Department of Computer Science, Stanford University, 353 Jane Stanford Way, Stanford, CA 94305, USA.
Greenstone Biosciences, 3160 Porter Drive, Suite 140, Palo Alto, CA 94304, USA.
Bioinformatics. 2024 Jul 1;40(7). doi: 10.1093/bioinformatics/btae416.
The emergence of large chemical repositories and combinatorial chemical spaces, coupled with high-throughput docking and generative AI, have greatly expanded the chemical diversity of small molecules for drug discovery. Selecting compounds for experimental validation requires filtering these molecules based on favourable druglike properties, such as Absorption, Distribution, Metabolism, Excretion, and Toxicity (ADMET).
We developed ADMET-AI, a machine learning platform that provides fast and accurate ADMET predictions both as a website and as a Python package. ADMET-AI has the highest average rank on the TDC ADMET Leaderboard, and it is currently the fastest web-based ADMET predictor, with a 45% reduction in time compared to the next fastest public ADMET web server. ADMET-AI can also be run locally with predictions for one million molecules taking just 3.1 h.

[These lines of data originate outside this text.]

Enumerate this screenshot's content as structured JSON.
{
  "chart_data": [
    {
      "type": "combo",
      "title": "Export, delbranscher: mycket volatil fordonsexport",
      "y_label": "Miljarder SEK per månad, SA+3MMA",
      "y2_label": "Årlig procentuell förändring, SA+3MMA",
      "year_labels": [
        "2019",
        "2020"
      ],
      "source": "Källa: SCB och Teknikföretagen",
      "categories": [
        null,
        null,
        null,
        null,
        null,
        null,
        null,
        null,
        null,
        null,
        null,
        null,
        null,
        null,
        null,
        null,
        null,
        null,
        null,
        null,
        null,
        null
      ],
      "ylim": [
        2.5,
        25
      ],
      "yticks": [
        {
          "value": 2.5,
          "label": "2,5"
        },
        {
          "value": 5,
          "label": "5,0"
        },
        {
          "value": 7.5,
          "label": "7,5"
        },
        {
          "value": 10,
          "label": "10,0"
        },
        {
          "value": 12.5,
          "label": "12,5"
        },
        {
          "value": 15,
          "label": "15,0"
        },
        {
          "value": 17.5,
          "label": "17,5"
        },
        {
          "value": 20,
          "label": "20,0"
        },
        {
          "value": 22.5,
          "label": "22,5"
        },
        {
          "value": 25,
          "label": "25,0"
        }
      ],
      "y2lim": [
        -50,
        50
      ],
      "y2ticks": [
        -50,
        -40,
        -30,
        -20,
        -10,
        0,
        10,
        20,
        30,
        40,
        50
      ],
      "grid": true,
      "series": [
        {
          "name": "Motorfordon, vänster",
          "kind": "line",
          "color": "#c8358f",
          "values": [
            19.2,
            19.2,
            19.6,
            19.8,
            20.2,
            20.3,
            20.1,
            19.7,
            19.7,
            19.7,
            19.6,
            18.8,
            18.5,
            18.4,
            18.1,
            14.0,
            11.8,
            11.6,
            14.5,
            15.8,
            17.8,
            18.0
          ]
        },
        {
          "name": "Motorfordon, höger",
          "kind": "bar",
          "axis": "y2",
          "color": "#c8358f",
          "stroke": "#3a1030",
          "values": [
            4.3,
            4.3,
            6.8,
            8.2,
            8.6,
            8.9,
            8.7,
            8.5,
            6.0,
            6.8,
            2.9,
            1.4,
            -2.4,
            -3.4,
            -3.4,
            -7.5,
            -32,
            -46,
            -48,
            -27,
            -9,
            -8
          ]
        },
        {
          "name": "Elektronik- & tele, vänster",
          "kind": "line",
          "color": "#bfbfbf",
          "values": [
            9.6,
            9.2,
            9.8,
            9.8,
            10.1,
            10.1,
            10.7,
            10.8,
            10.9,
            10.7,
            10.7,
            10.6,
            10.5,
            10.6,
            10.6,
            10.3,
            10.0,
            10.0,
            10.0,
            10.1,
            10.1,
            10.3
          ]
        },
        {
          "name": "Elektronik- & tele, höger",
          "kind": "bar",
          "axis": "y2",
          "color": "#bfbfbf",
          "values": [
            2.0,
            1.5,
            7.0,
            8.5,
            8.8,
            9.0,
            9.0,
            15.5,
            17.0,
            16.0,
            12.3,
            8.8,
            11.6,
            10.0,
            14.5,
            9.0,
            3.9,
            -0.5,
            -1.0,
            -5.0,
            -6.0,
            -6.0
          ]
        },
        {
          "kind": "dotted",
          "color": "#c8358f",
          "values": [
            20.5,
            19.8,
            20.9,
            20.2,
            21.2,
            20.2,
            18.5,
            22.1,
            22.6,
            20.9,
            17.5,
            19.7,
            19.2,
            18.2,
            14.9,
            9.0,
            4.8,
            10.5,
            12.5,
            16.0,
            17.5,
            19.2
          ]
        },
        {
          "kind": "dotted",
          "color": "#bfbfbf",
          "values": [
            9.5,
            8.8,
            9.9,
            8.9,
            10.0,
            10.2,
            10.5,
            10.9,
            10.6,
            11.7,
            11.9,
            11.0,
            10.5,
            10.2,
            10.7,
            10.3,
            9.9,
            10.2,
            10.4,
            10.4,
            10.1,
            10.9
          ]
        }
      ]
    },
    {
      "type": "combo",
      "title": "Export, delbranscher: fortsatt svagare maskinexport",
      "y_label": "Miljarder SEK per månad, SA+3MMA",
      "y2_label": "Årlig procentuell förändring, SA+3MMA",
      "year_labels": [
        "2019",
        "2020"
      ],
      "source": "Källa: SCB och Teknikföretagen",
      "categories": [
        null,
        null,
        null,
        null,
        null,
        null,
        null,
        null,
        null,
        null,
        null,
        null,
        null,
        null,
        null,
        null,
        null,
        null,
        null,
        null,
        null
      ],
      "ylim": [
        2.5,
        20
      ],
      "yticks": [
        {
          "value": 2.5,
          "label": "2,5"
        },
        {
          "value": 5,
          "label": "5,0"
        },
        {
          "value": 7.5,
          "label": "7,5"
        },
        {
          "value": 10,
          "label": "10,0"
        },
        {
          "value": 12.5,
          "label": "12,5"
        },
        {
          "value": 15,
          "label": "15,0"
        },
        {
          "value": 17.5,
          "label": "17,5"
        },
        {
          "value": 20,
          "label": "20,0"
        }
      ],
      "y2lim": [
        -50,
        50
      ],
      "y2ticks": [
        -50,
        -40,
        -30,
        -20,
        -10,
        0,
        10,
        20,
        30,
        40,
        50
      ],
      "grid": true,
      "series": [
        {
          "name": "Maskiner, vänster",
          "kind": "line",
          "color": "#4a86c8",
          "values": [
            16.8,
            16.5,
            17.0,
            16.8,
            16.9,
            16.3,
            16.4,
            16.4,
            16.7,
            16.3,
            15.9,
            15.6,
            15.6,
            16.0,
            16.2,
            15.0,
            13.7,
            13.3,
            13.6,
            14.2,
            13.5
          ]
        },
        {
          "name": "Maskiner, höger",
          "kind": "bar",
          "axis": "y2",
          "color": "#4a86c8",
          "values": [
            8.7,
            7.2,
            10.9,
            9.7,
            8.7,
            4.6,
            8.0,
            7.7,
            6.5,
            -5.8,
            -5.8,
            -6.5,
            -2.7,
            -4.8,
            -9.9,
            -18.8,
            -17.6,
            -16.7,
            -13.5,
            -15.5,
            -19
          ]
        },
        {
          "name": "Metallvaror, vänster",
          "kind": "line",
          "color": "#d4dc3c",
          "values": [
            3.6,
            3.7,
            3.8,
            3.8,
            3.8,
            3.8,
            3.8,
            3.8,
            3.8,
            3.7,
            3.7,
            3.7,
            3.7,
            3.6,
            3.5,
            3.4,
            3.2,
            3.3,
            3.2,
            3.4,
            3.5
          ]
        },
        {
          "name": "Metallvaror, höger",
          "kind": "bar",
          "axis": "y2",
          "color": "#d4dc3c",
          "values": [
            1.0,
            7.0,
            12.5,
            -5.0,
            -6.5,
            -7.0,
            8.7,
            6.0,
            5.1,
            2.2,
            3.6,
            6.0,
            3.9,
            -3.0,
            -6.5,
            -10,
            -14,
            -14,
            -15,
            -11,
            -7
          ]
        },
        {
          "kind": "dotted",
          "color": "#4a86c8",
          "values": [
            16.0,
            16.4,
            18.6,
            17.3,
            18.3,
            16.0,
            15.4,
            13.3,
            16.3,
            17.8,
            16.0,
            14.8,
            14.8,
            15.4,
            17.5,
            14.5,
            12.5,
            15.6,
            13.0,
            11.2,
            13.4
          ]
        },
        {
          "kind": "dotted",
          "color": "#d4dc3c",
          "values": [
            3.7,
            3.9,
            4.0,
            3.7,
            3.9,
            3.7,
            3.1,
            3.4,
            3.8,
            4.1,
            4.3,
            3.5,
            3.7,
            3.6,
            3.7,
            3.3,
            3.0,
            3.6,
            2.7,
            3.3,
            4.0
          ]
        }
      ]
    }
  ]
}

The ADMET-AI platform is freely available both as a web server at admet.ai.greenstonebio.com and as an open-source Python package for local batch prediction at github.com/swansonk14/admet_ai (also archived on Zenodo at doi.org/10.5281/zenodo.10372930). All data and models are archived on Zenodo at doi.org/10.5281/zenodo.10372418.
大型化学知识库和组合化学空间的出现,加上高通量对接和生成式人工智能,极大地扩展了小分子药物发现的化学多样性。为了实验验证而选择化合物,需要根据有利的类药性特性(如吸收、分布、代谢、排泄和毒性(ADMET))对这些分子进行过滤。
我们开发了 ADMET-AI,这是一个机器学习平台,既可以作为网站,也可以作为 Python 包,提供快速而准确的 ADMET 预测。ADMET-AI 在 TDC ADMET 排行榜上的平均排名最高,它是目前最快的基于网络的 ADMET 预测器,与下一个最快的公共 ADMET 网络服务器相比,时间缩短了 45%。ADMET-AI 也可以在本地运行,对一百万种分子进行预测仅需 3.1 小时。
ADMET-AI 平台既可以作为 admet.ai.greenstonebio.com 的网络服务器免费使用,也可以作为本地批量预测的开源 Python 包使用,可在 github.com/swansonk14/admet_ai 上获取(也在 Zenodo 存档,网址为 doi.org/10.5281/zenodo.10372930)。所有数据和模型都在 Zenodo 存档,网址为 doi.org/10.5281/zenodo.10372418。